To characterize the occurrence of bacteremia during delivery and to verify the necessity of prophylaxis against infective endocarditis.
The authors collected hemoculture of 100 women, 15,30 and 45 minutes after delivery. The data were collected from May 1992 until May 1993. The positive hemocultures were followed by antibiogram.

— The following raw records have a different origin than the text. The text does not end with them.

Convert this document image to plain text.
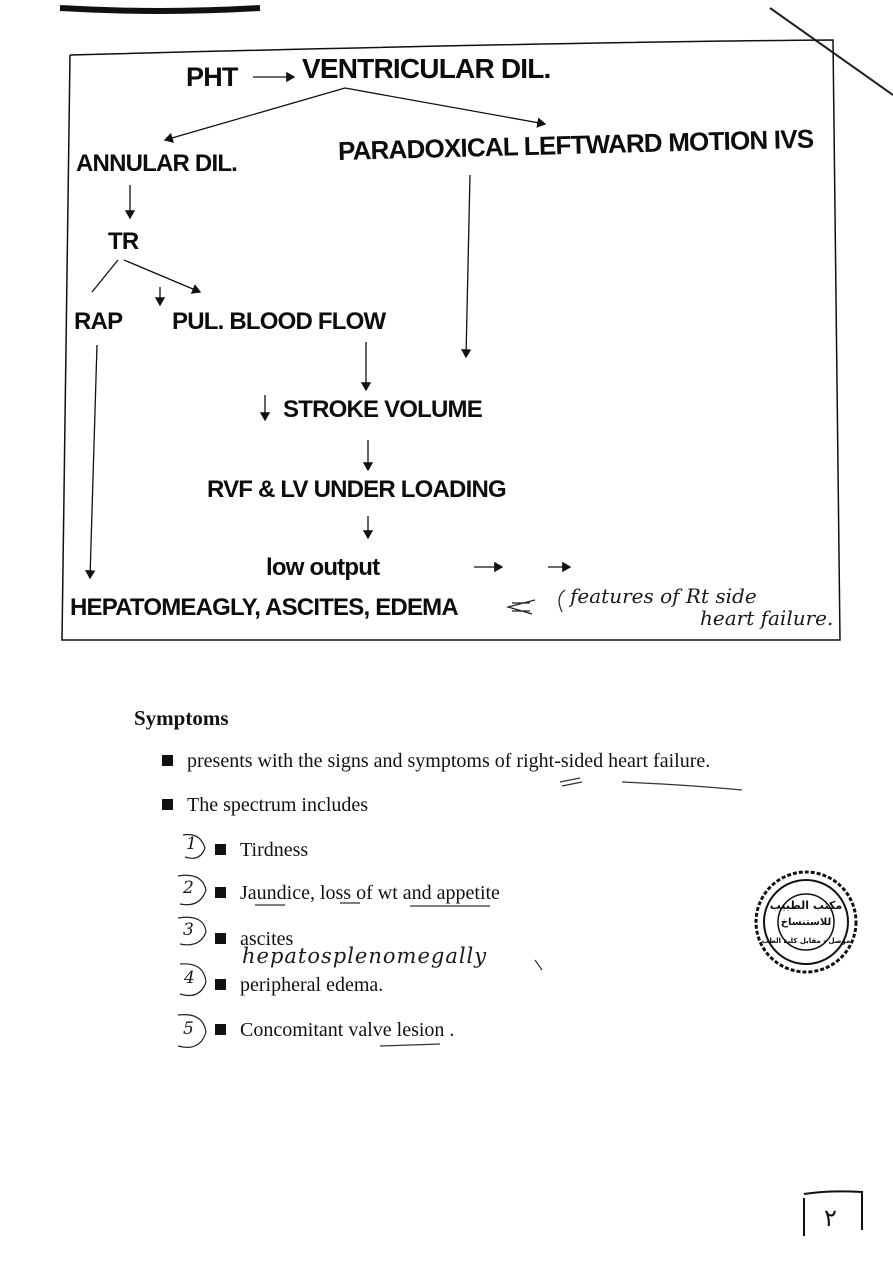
PHT VENTRICULAR DIL.
ANNULAR DIL.	PARADOXICAL LEFTWARD MOTION IVS
TR
RAP PUL. BLOOD FLOW
STROKE VOLUME
RVF & LV UNDER LOADING
low output
HEPATOMEAGLY, ASCITES, EDEMA	features of Rt side
heart failure.
Symptoms
presents with the signs and symptoms of right-sided heart failure.
The spectrum includes
1	Tirdness
2	Jaundice, loss of wt and appetite
3	ascites
hepatosplenomegally
4	peripheral edema.
5	Concomitant valve lesion .
مكتب الطبيب
للاستنساخ
موصل - مقابل كلية الطب
٢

Seven hemocultures were positive: six for Staphylococcus, one for Candida sp, Penicilium sp, Clandosporum sp and Aspergillus sp that were found in association. Four patients had prematures amniorrhexis, longer than 6 hours before delivery (p < 0.05). Six patients had labor longer than 6 hours after admission (p < 0.05). The authors did not observe differences related to vaginal delivery with or without forceps or cesarean section. The samples were all sensible to cefalotin at the antibiogram.

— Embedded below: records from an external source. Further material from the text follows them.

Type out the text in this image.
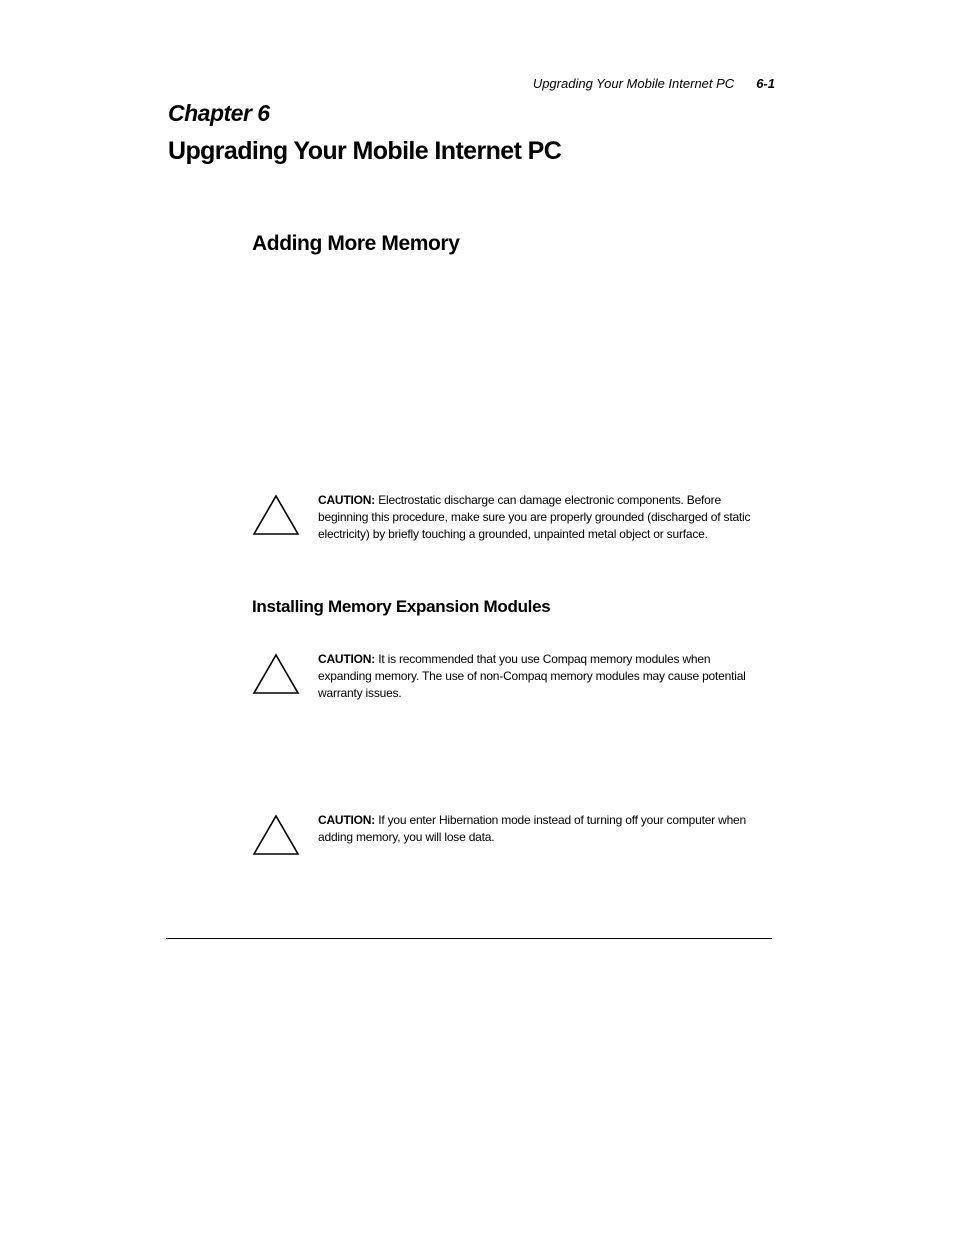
Upgrading Your Mobile Internet PC 6-1
Chapter 6
Upgrading Your Mobile Internet PC
Adding More Memory
CAUTION: Electrostatic discharge can damage electronic components. Before beginning this procedure, make sure you are properly grounded (discharged of static electricity) by briefly touching a grounded, unpainted metal object or surface.
Installing Memory Expansion Modules
CAUTION: It is recommended that you use Compaq memory modules when expanding memory. The use of non-Compaq memory modules may cause potential warranty issues.
CAUTION: If you enter Hibernation mode instead of turning off your computer when adding memory, you will lose data.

Labor and delivery is a high risk procedure for bacteremia and so for ineffective endocarditis in susceptible patients. The statistical analysis recognize as risk factors labor longer than 6 hours inside the hospital and premature amniorrhexis. We propose the use of intravenous cefalotin 1g 60 minutes before expulsion and repeated 6 and 12 hours later.

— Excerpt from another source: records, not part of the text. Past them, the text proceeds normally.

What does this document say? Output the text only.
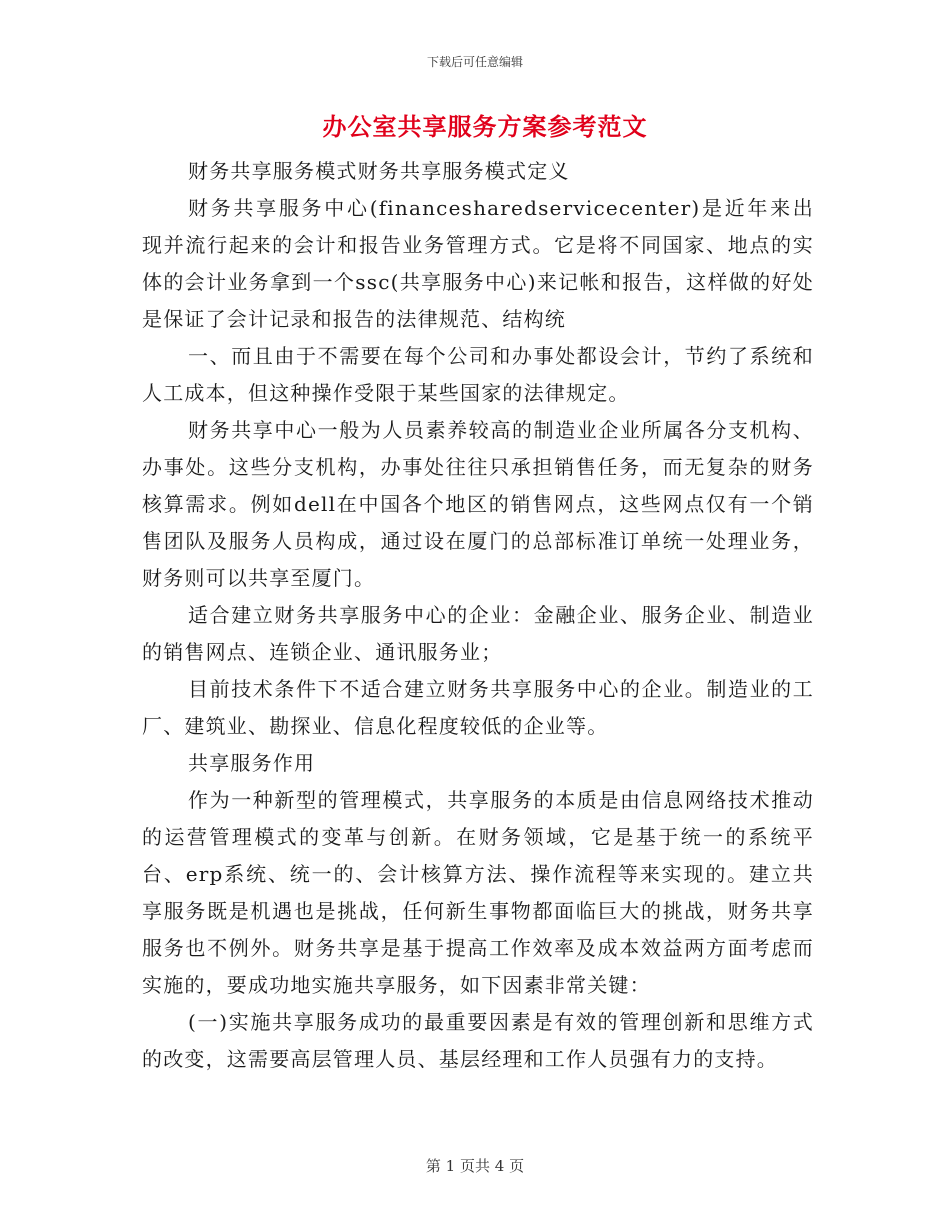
下载后可任意编辑
办公室共享服务方案参考范文

财务共享服务模式财务共享服务模式定义

财务共享服务中心(financesharedservicecenter)是近年来出现并流行起来的会计和报告业务管理方式。它是将不同国家、地点的实体的会计业务拿到一个ssc(共享服务中心)来记帐和报告，这样做的好处是保证了会计记录和报告的法律规范、结构统

一、而且由于不需要在每个公司和办事处都设会计，节约了系统和人工成本，但这种操作受限于某些国家的法律规定。

财务共享中心一般为人员素养较高的制造业企业所属各分支机构、办事处。这些分支机构，办事处往往只承担销售任务，而无复杂的财务核算需求。例如dell在中国各个地区的销售网点，这些网点仅有一个销售团队及服务人员构成，通过设在厦门的总部标准订单统一处理业务，财务则可以共享至厦门。

适合建立财务共享服务中心的企业：金融企业、服务企业、制造业的销售网点、连锁企业、通讯服务业；

目前技术条件下不适合建立财务共享服务中心的企业。制造业的工厂、建筑业、勘探业、信息化程度较低的企业等。

共享服务作用

作为一种新型的管理模式，共享服务的本质是由信息网络技术推动的运营管理模式的变革与创新。在财务领域，它是基于统一的系统平台、erp系统、统一的、会计核算方法、操作流程等来实现的。建立共享服务既是机遇也是挑战，任何新生事物都面临巨大的挑战，财务共享服务也不例外。财务共享是基于提高工作效率及成本效益两方面考虑而实施的，要成功地实施共享服务，如下因素非常关键：

(一)实施共享服务成功的最重要因素是有效的管理创新和思维方式的改变，这需要高层管理人员、基层经理和工作人员强有力的支持。

第 1 页共 4 页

描述分娩期间菌血症的发生情况,并验证预防感染性心内膜炎的必要性。
作者收集了100名女性在分娩后15分钟、30分钟和45分钟的血培养样本。数据收集时间为1992年5月至1993年5月。对血培养阳性结果进行药敏试验。
7份血培养呈阳性:6份为葡萄球菌,1份为念珠菌属、青霉属、枝孢属和曲霉属联合感染。4例患者胎膜早破时间超过6小时(p<0.05)。6例患者入院后产程超过6小时(p<0.05)。作者未观察到顺产有无使用产钳或剖宫产之间的差异。药敏试验显示所有样本对头孢噻吩敏感。
分娩过程对易感患者来说是发生菌血症进而引发感染性心内膜炎的高风险过程。统计分析确认住院产程超过6小时和胎膜早破为危险因素。我们建议在胎儿娩出前60分钟静脉注射1g头孢噻吩,并在6小时和12小时后重复给药。